Paul-Max MORIN est l’auteur des livres L’Algérie de Macron Les impasses d’une politique mémorielle (2024, avec Ledoux Sébastien), Les Jeunes et la guerre d’Algérie (PUF 2022) et du podcast Sauce algérienne (Spotify 2022).
Vous êtes historien, spécialiste de la guerre d’Algérie et de la période coloniale et enseignant à Science Po Menton (université de Nice et Cevipof), comment avez-vous découvert l’histoire de ce coffre-fort situé au sous-sol du magasin Uniqlo à Marseille?

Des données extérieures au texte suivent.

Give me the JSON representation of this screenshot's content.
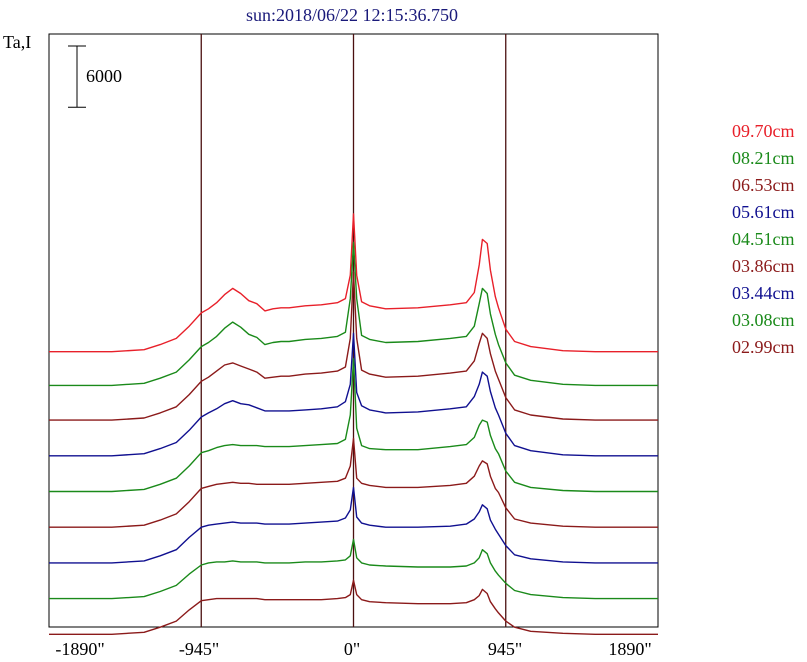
{
  "chart_data": {
    "type": "line",
    "title": "sun:2018/06/22 12:15:36.750",
    "ylabel": "Ta,I",
    "scale_bar_label": "6000",
    "scale_bar_value": 6000,
    "xlim": [
      -1890,
      1890
    ],
    "x_ticks": [
      -1890,
      -945,
      0,
      945,
      1890
    ],
    "x_tick_labels": [
      "-1890\"",
      "-945\"",
      "0\"",
      "945\"",
      "1890\""
    ],
    "vertical_markers": [
      -945,
      0,
      945
    ],
    "grid": false,
    "legend_position": "right",
    "x": [
      -1890,
      -1500,
      -1300,
      -1200,
      -1100,
      -1020,
      -945,
      -900,
      -850,
      -800,
      -750,
      -700,
      -650,
      -600,
      -550,
      -500,
      -450,
      -400,
      -300,
      -200,
      -100,
      -50,
      -20,
      0,
      20,
      50,
      100,
      200,
      400,
      600,
      700,
      750,
      780,
      800,
      830,
      850,
      880,
      900,
      945,
      1000,
      1100,
      1300,
      1500,
      1890
    ],
    "series": [
      {
        "name": "09.70cm",
        "color": "#e8202a",
        "offset": 26000,
        "values": [
          0,
          0,
          200,
          700,
          1300,
          2500,
          3800,
          4200,
          4800,
          5600,
          6200,
          5700,
          5000,
          4700,
          4000,
          4200,
          4300,
          4300,
          4500,
          4600,
          4800,
          5200,
          7500,
          13500,
          7500,
          4900,
          4500,
          4200,
          4300,
          4600,
          4800,
          5800,
          8500,
          11000,
          10600,
          8000,
          5400,
          4300,
          2200,
          1000,
          500,
          100,
          0,
          0
        ]
      },
      {
        "name": "08.21cm",
        "color": "#1a8a1a",
        "offset": 22700,
        "values": [
          0,
          0,
          200,
          700,
          1300,
          2500,
          3800,
          4200,
          4800,
          5600,
          6200,
          5700,
          5000,
          4700,
          4000,
          4200,
          4300,
          4300,
          4500,
          4600,
          4800,
          5200,
          8500,
          14000,
          8500,
          4900,
          4500,
          4200,
          4300,
          4600,
          4800,
          5800,
          8000,
          9500,
          9000,
          7000,
          5000,
          4000,
          2200,
          1000,
          500,
          100,
          0,
          0
        ]
      },
      {
        "name": "06.53cm",
        "color": "#8b1a1a",
        "offset": 19300,
        "values": [
          0,
          0,
          200,
          700,
          1300,
          2500,
          3800,
          4200,
          4800,
          5400,
          5600,
          5300,
          5000,
          4700,
          4100,
          4200,
          4300,
          4300,
          4500,
          4600,
          4800,
          5200,
          8000,
          14500,
          8000,
          4900,
          4500,
          4200,
          4300,
          4600,
          4800,
          5800,
          7500,
          8500,
          8000,
          6500,
          4800,
          4000,
          2200,
          1000,
          500,
          100,
          0,
          0
        ]
      },
      {
        "name": "05.61cm",
        "color": "#101090",
        "offset": 15800,
        "values": [
          0,
          0,
          200,
          700,
          1300,
          2500,
          3800,
          4200,
          4600,
          5100,
          5400,
          5100,
          5000,
          4700,
          4400,
          4400,
          4400,
          4400,
          4500,
          4600,
          4800,
          5300,
          7000,
          12000,
          6200,
          4900,
          4500,
          4200,
          4300,
          4600,
          4800,
          5800,
          7000,
          8200,
          7800,
          6300,
          4700,
          4000,
          2200,
          1000,
          500,
          100,
          0,
          0
        ]
      },
      {
        "name": "04.51cm",
        "color": "#1a8a1a",
        "offset": 12300,
        "values": [
          0,
          0,
          200,
          700,
          1300,
          2500,
          3800,
          4000,
          4300,
          4500,
          4600,
          4500,
          4500,
          4500,
          4400,
          4400,
          4400,
          4400,
          4500,
          4600,
          4700,
          5100,
          7500,
          13000,
          6200,
          4500,
          4200,
          4100,
          4100,
          4400,
          4600,
          5300,
          6500,
          7000,
          6800,
          5500,
          4200,
          3700,
          2000,
          900,
          400,
          100,
          0,
          0
        ]
      },
      {
        "name": "03.86cm",
        "color": "#8b1a1a",
        "offset": 8800,
        "values": [
          0,
          0,
          200,
          700,
          1300,
          2500,
          3800,
          4000,
          4200,
          4300,
          4400,
          4300,
          4300,
          4200,
          4200,
          4200,
          4200,
          4200,
          4300,
          4400,
          4500,
          4800,
          6000,
          8700,
          4800,
          4300,
          4100,
          3900,
          3900,
          4100,
          4300,
          5000,
          6000,
          6500,
          6200,
          5000,
          3800,
          3400,
          1900,
          800,
          400,
          100,
          0,
          0
        ]
      },
      {
        "name": "03.44cm",
        "color": "#101090",
        "offset": 5300,
        "values": [
          0,
          0,
          200,
          700,
          1300,
          2500,
          3500,
          3700,
          3800,
          3900,
          4000,
          3900,
          3900,
          3900,
          3800,
          3800,
          3800,
          3800,
          3900,
          4000,
          4100,
          4400,
          5200,
          7400,
          4500,
          3900,
          3700,
          3500,
          3500,
          3600,
          3800,
          4300,
          5000,
          5700,
          5300,
          4200,
          3300,
          2800,
          1700,
          800,
          400,
          100,
          0,
          0
        ]
      },
      {
        "name": "03.08cm",
        "color": "#1a8a1a",
        "offset": 1800,
        "values": [
          0,
          0,
          200,
          700,
          1300,
          2400,
          3300,
          3500,
          3600,
          3600,
          3700,
          3600,
          3600,
          3600,
          3500,
          3500,
          3500,
          3500,
          3600,
          3600,
          3700,
          3800,
          4200,
          5800,
          4000,
          3500,
          3300,
          3200,
          3100,
          3100,
          3200,
          3500,
          4000,
          4800,
          4400,
          3500,
          2700,
          2300,
          1500,
          800,
          400,
          100,
          0,
          0
        ]
      },
      {
        "name": "02.99cm",
        "color": "#8b1a1a",
        "offset": -1700,
        "values": [
          0,
          0,
          200,
          700,
          1300,
          2400,
          3300,
          3400,
          3500,
          3500,
          3500,
          3500,
          3500,
          3500,
          3400,
          3400,
          3400,
          3400,
          3400,
          3400,
          3500,
          3600,
          3900,
          5300,
          3900,
          3400,
          3200,
          3100,
          3000,
          3000,
          3100,
          3400,
          3800,
          4400,
          4000,
          3200,
          2500,
          2100,
          1300,
          700,
          300,
          100,
          0,
          0
        ]
      }
    ]
  }
}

L’émergence des recherches autour de la plateforme Marsimperium et les pratiques de balades décoloniales menées par Ancrages dans la ville m’ont encouragé à impliquer mes étudiants sur les empreintes coloniales de Marseille. Un terrain d’aventure indiqué pour éveiller les esprits et stimuler l’approche critique au regard des contenus académiques actuelles.
De 1919 à 1960, le bâtiment accueille le siège marseillais de la Compagnie algérienne de crédit et de banque, comment expliquez-vous le décalage entre le cartel initial qui ne fait aucune mention au caractère colonial du bâtiment et de son activité bancaire?
En effet, construit en 1919 par l’architecte Henri Ebrard, ce bâtiment remarquable se distingue par une architecture typique du début du XXe siècle mêlant le néobaroque et l’Art nouveau. Fondée en 1865 sous le nom de Société générale algérienne, la Compagnie algérienne (1877-1960) est une banque de dépôts et d’affaires ayant joué un rôle central dans la colonisation de l’Algérie par la France (1830-1962). Elle participe à l’appropriation et à l’exploitation des terres spoliées aux peuples autochtones par l’Etat français.
Ses activités principales consistaient initialement à mettre sur le marché les terres saisies, à placer des obligations publiques et privées dans sa clientèle en vue de financer la construction d’infrastructures en Algérie (chemins de fer, ports, aménagement du territoire) et à prêter de l’argent aux entreprises et aux colons s’installant en Algérie, notamment aux exportateurs de bétail, de vin et de céréales. La banque contrôlait aussi ou exploitait directement des fermes et des mines près de Constantine.
Son essor économique en Algérie et en Méditerranée accompagne l’expansion du projet colonial français. Au XXe siècle, la banque étend ses activités à la métropole et aux protectorats et mandats français au Maroc, en Tunisie, au Liban et en Syrie.
A partir des Indépendances, les actifs de la banque sont en partie nationalisés par les nouveaux États et en partie repris des banques françaises dont la Banque de l’union parisienne, puis le Crédit du Nord, intégré dans le groupe de la Société Générale.
En 2021, la rénovation du bâtiment par les groupes Sebban et B&O pour accueillir Uniqlo rend accessible la salle des coffres au public – un vestige matériel d’une histoire coloniale longtemps méconnue.
Comment comptez-vous faire découvrir aux marseillais.es, cette face occultée du bâtiment et comment Uniqlo accueille vos démarches visant à révéler cet héritage colonial?
Nous travaillons avec la direction du magasin pour réécrire le cartel en sous-sol et développer une performance artistique valorisant ce passage du coffre-fort de la banque coloniale vers le salon d’essayage du magasin. C’est une façon de révéler les mémoires multiples du lieu. De nombreux grands magasins situés dans les centre-ville des grandes cités européennes puisent leurs origines dans l’histoire de l’esclavage et de la colonisation. La Monumentalité est à la hauteur de la prospérité des bâtiments. Le travail de « révélation » est fortement lié à l’engagement des associations et descendant.e.s de ces périodes historiques. Différents événements sont prévus en partenariat avec le Musée d’histoire de Marseille avec une table-ronde sur Le coffre-fort d’empire, le 14 octobre 2025 à 18h en présence de Xavier DAUMALIN, Marsimperium.org
Elle sera probablement suivie d’une inauguration de la nouvelle plaque en présence du maire de Marseille.
Il y a également un épisode de la chaine YouTube Histoires crépues en cours de réalisation et prévue pour septembre 2025.